EWALD, GEORG HEINRICH AUGUST: Orientalist and Biblical scholar; b. at Göttingen Nov. 16, 1803; d. there May 4, 1875. His father was a cloth-weaver. Having been thoroughly prepared in the gymnasium of his native town, he studied classical philology, Orientalia, and theology at its university. After spending two years as teacher in the gymnasium at Wolfenbüttel, he returned to Göttingen in 1824 as repetent in the theological faculty. In 1827 he became extraordinary professor; ordinary professor in 1831; in 1833, member of the Society of Sciences; in 1835, titular professor of Oriental languages and member of the honorary faculty. In 1836 he was made doctor of theology by the faculty of Copenhagen. Notwithstanding his extensive professorial activity he found time for ample production. Besides works on the Hebrew and Arabic languages, the most important of which is the Lehrbuch der hebräischen Sprache des alten Bundes (5th ed., Leipsic, 1844; Eng. transl., from the 2d ed., London, 1836; of part iii.--syntax--from the 8th ed., Edinburgh, 1879), there may be mentioned in this period, Commentarius in apokalypsin Johannis (1828) and Die poetischen Bücher des alten Bundes (4 parts, Göttingen, 1835-1839). He contributed also to several periodicals. These works are the product of strictly scientific researches, careful and at the same time generously proportioned. Ewald's importance was conceded willingly, and his renown was large. But this fortunate season had a sudden check; in 1837 he was dismissed from his public position because, with some of his colleagues, he had addressed a memorial to the board of university regents in Hanover, expostulating against the arbitrary repeal, by act of King Ernst August, of the liberal constitution of 1833.
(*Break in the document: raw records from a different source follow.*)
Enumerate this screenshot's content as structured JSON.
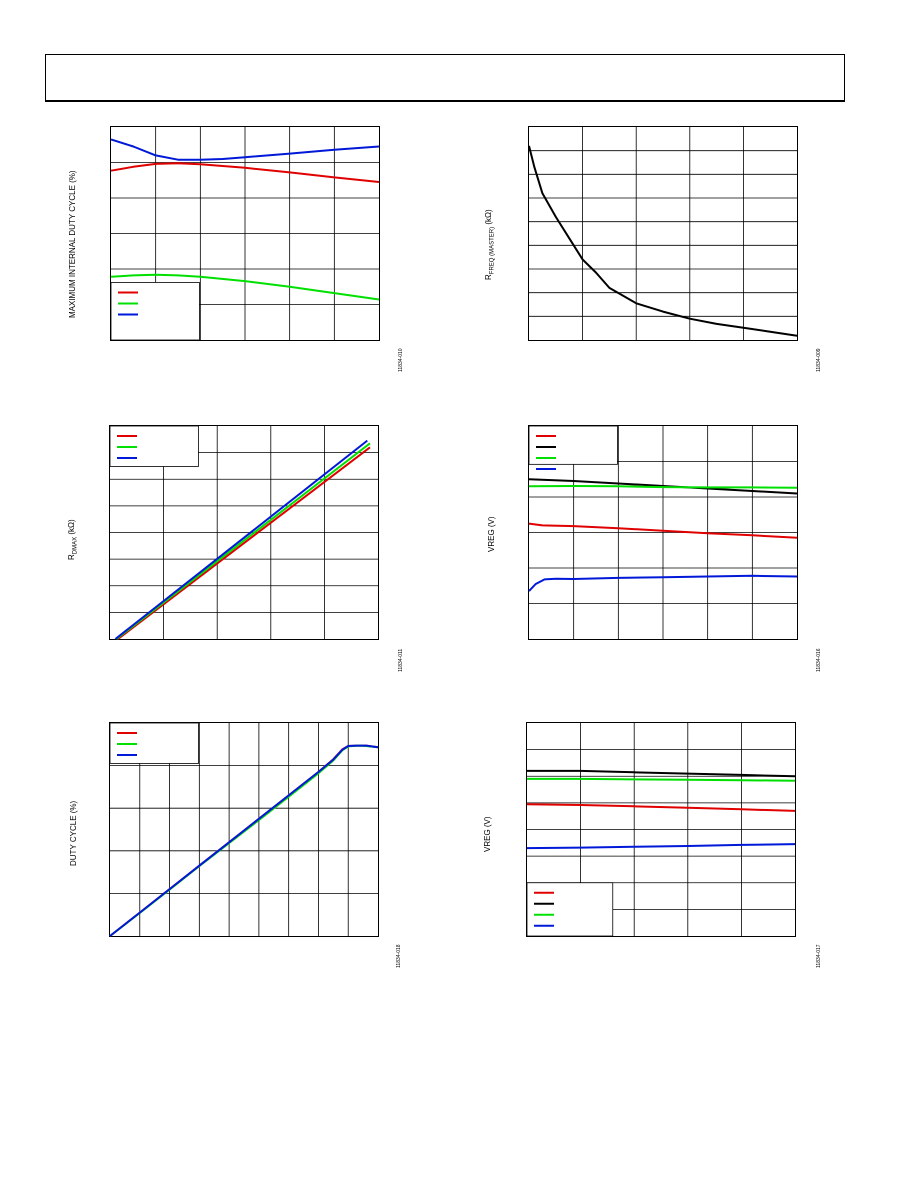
{
  "chart_data": [
    {
      "id": "c1",
      "type": "line",
      "ylabel": "MAXIMUM INTERNAL DUTY CYCLE (%)",
      "figcode": "11834-010",
      "xlim": [
        0,
        6
      ],
      "ylim": [
        0,
        6
      ],
      "xgrid": 6,
      "ygrid": 6,
      "legend": "bottom-left",
      "series": [
        {
          "color": "#e00000",
          "x": [
            0,
            0.5,
            1,
            1.5,
            2,
            3,
            4,
            5,
            6
          ],
          "y": [
            4.77,
            4.88,
            4.96,
            4.98,
            4.95,
            4.85,
            4.72,
            4.58,
            4.45
          ]
        },
        {
          "color": "#00e000",
          "x": [
            0,
            0.5,
            1,
            1.5,
            2,
            3,
            4,
            5,
            6
          ],
          "y": [
            1.78,
            1.82,
            1.84,
            1.82,
            1.78,
            1.66,
            1.5,
            1.32,
            1.14
          ]
        },
        {
          "color": "#0018d8",
          "x": [
            0,
            0.5,
            1,
            1.5,
            2,
            2.5,
            3,
            4,
            5,
            6
          ],
          "y": [
            5.65,
            5.45,
            5.2,
            5.08,
            5.08,
            5.1,
            5.15,
            5.25,
            5.36,
            5.45
          ]
        }
      ]
    },
    {
      "id": "c2",
      "type": "line",
      "ylabel": "R_FREQ(MASTER) (kΩ)",
      "figcode": "11834-009",
      "xlim": [
        0,
        5
      ],
      "ylim": [
        0,
        9
      ],
      "xgrid": 5,
      "ygrid": 9,
      "series": [
        {
          "color": "#000000",
          "x": [
            0,
            0.1,
            0.25,
            0.5,
            0.75,
            1,
            1.25,
            1.5,
            2,
            2.5,
            3,
            3.5,
            4,
            4.5,
            5
          ],
          "y": [
            8.2,
            7.3,
            6.2,
            5.2,
            4.3,
            3.4,
            2.85,
            2.2,
            1.55,
            1.2,
            0.9,
            0.68,
            0.52,
            0.35,
            0.18
          ]
        }
      ]
    },
    {
      "id": "c3",
      "type": "line",
      "ylabel": "R_DMAX (kΩ)",
      "figcode": "11834-011",
      "xlim": [
        0,
        5
      ],
      "ylim": [
        0,
        8
      ],
      "xgrid": 5,
      "ygrid": 8,
      "legend": "top-left",
      "series": [
        {
          "color": "#e00000",
          "x": [
            0.15,
            4.85
          ],
          "y": [
            0.0,
            7.2
          ]
        },
        {
          "color": "#00e000",
          "x": [
            0.12,
            4.85
          ],
          "y": [
            0.0,
            7.35
          ]
        },
        {
          "color": "#0018d8",
          "x": [
            0.1,
            4.8
          ],
          "y": [
            0.0,
            7.45
          ]
        }
      ]
    },
    {
      "id": "c4",
      "type": "line",
      "ylabel": "VREG (V)",
      "figcode": "11834-016",
      "xlim": [
        0,
        6
      ],
      "ylim": [
        0,
        6
      ],
      "xgrid": 6,
      "ygrid": 6,
      "legend": "top-left",
      "series": [
        {
          "color": "#e00000",
          "x": [
            0,
            0.3,
            1,
            2,
            3,
            4,
            5,
            6
          ],
          "y": [
            3.25,
            3.2,
            3.18,
            3.12,
            3.05,
            2.98,
            2.92,
            2.85
          ]
        },
        {
          "color": "#000000",
          "x": [
            0,
            1,
            2,
            3,
            4,
            5,
            6
          ],
          "y": [
            4.5,
            4.45,
            4.38,
            4.31,
            4.24,
            4.17,
            4.1
          ]
        },
        {
          "color": "#00e000",
          "x": [
            0,
            1,
            2,
            3,
            4,
            5,
            6
          ],
          "y": [
            4.3,
            4.31,
            4.3,
            4.28,
            4.27,
            4.27,
            4.26
          ]
        },
        {
          "color": "#0018d8",
          "x": [
            0,
            0.15,
            0.35,
            0.6,
            1,
            2,
            3,
            4,
            5,
            6
          ],
          "y": [
            1.35,
            1.55,
            1.68,
            1.7,
            1.69,
            1.72,
            1.74,
            1.76,
            1.78,
            1.76
          ]
        }
      ]
    },
    {
      "id": "c5",
      "type": "line",
      "ylabel": "DUTY CYCLE (%)",
      "figcode": "11834-018",
      "xlim": [
        0,
        9
      ],
      "ylim": [
        0,
        5
      ],
      "xgrid": 9,
      "ygrid": 5,
      "legend": "top-left",
      "series": [
        {
          "color": "#e00000",
          "x": [
            0,
            1,
            2,
            3,
            4,
            5,
            6,
            7,
            7.5,
            7.8,
            8.0,
            8.3,
            8.6,
            9
          ],
          "y": [
            0.0,
            0.55,
            1.1,
            1.65,
            2.2,
            2.75,
            3.3,
            3.85,
            4.15,
            4.38,
            4.46,
            4.47,
            4.47,
            4.43
          ]
        },
        {
          "color": "#00e000",
          "x": [
            0,
            1,
            2,
            3,
            4,
            5,
            6,
            7,
            7.5,
            7.8,
            8.0,
            8.3,
            8.6,
            9
          ],
          "y": [
            0.0,
            0.54,
            1.09,
            1.64,
            2.18,
            2.72,
            3.27,
            3.82,
            4.12,
            4.36,
            4.45,
            4.47,
            4.46,
            4.43
          ]
        },
        {
          "color": "#0018d8",
          "x": [
            0,
            1,
            2,
            3,
            4,
            5,
            6,
            7,
            7.5,
            7.8,
            8.0,
            8.3,
            8.6,
            9
          ],
          "y": [
            0.0,
            0.55,
            1.1,
            1.65,
            2.2,
            2.75,
            3.3,
            3.85,
            4.14,
            4.37,
            4.46,
            4.47,
            4.47,
            4.43
          ]
        }
      ]
    },
    {
      "id": "c6",
      "type": "line",
      "ylabel": "VREG (V)",
      "figcode": "11834-017",
      "xlim": [
        0,
        5
      ],
      "ylim": [
        0,
        8
      ],
      "xgrid": 5,
      "ygrid": 8,
      "legend": "bottom-left",
      "series": [
        {
          "color": "#e00000",
          "x": [
            0,
            1,
            2,
            3,
            4,
            5
          ],
          "y": [
            4.95,
            4.92,
            4.87,
            4.82,
            4.76,
            4.7
          ]
        },
        {
          "color": "#000000",
          "x": [
            0,
            1,
            2,
            3,
            4,
            5
          ],
          "y": [
            6.2,
            6.2,
            6.15,
            6.1,
            6.05,
            6.0
          ]
        },
        {
          "color": "#00e000",
          "x": [
            0,
            1,
            2,
            3,
            4,
            5
          ],
          "y": [
            5.9,
            5.9,
            5.88,
            5.87,
            5.85,
            5.83
          ]
        },
        {
          "color": "#0018d8",
          "x": [
            0,
            1,
            2,
            3,
            4,
            5
          ],
          "y": [
            3.3,
            3.32,
            3.35,
            3.38,
            3.42,
            3.45
          ]
        }
      ]
    }
  ]
}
After sojourning four months in England, Ewald accepted a call to Tübingen, where he worked until 1848 as professor, first in the philosophical, subsequently in the theological faculty. His productive activity during this period was confined mainly to the Biblical sciences. Among other works he issued Die Propheten des Alten Bundes (2 vols., Stuttgart, 1840-41; Eng. transl., 5 vols., London, 1875-81); Geschichte des Volkes Israel (7 vols., Göttingen, 1843-59; Eng. transl., of vols. i.-iv., 5 vols., London, 1867-74), a work of permanent value on account of its careful use of the sources. His dismissal from Göttingen having been hailed as an event of political consequence, Ewald unfortunately felt himself prompted to publish impassioned polemical writings, which embittered him personally, and drove him to a morbidly exaggerated estimation of himself. His irritability also injured him with his Tübingen colleagues, among whom he especially antagonized F. C. Baur, with both spoken and written vehemence.
In 1848 Ewald, at his own request, was reinstated at Göttingen. From this time forth he labored particularly upon the New Testament writings, in express opposition to Baur and Strauss. He occupied himself especially with pseudepigraphy, proceeding from foundations laid by his earlier investigations. His comprehensive scholarship is faithfully reflected in his Jahrbücher der biblischen Wissenschaft (12 vols., Göttingen, 1849-65). Unhappily his sensitiveness and testiness continually increased. He interfered in every event of state and church life, and published his views thereon in prefaces and postscripts to his books. He had taken part in founding the Protestant Union (q.v.) in 1863; nevertheless he subsequently withdrew from the same, on failing to carry through a manifesto that he had planned against the Prussian government. His sharp expressions of opinion in political affairs had already brought him into repeated conflict with the government. When in 1867 he refused the oath of allegiance to the king of Prussia, his removal from the philosophical faculty was effected by a ministerial rescript. Through subsequent utterances he also forfeited, in 1868, the right of delivering lectures. From 1869 he represented, in the Imperial Diet, the capital city of Hanover. Not even the victories of German arms in 1870-71, and the restoration of the Empire, prevailed to efface his bitterness in the political domain. Yet with all this he continued a diligent laborious scholar, and still published extensive works; in particular, Die Bücher des Neuen Bundes übersetzt und erkärt (Göttingen, 1871-72), and Die Theologie des Alten und Neuen Bundes (4 vols., Leipsic, 1871-1876). The latter work contains--with rather tedious exposition, it is true--his aggregate view of Biblical religion.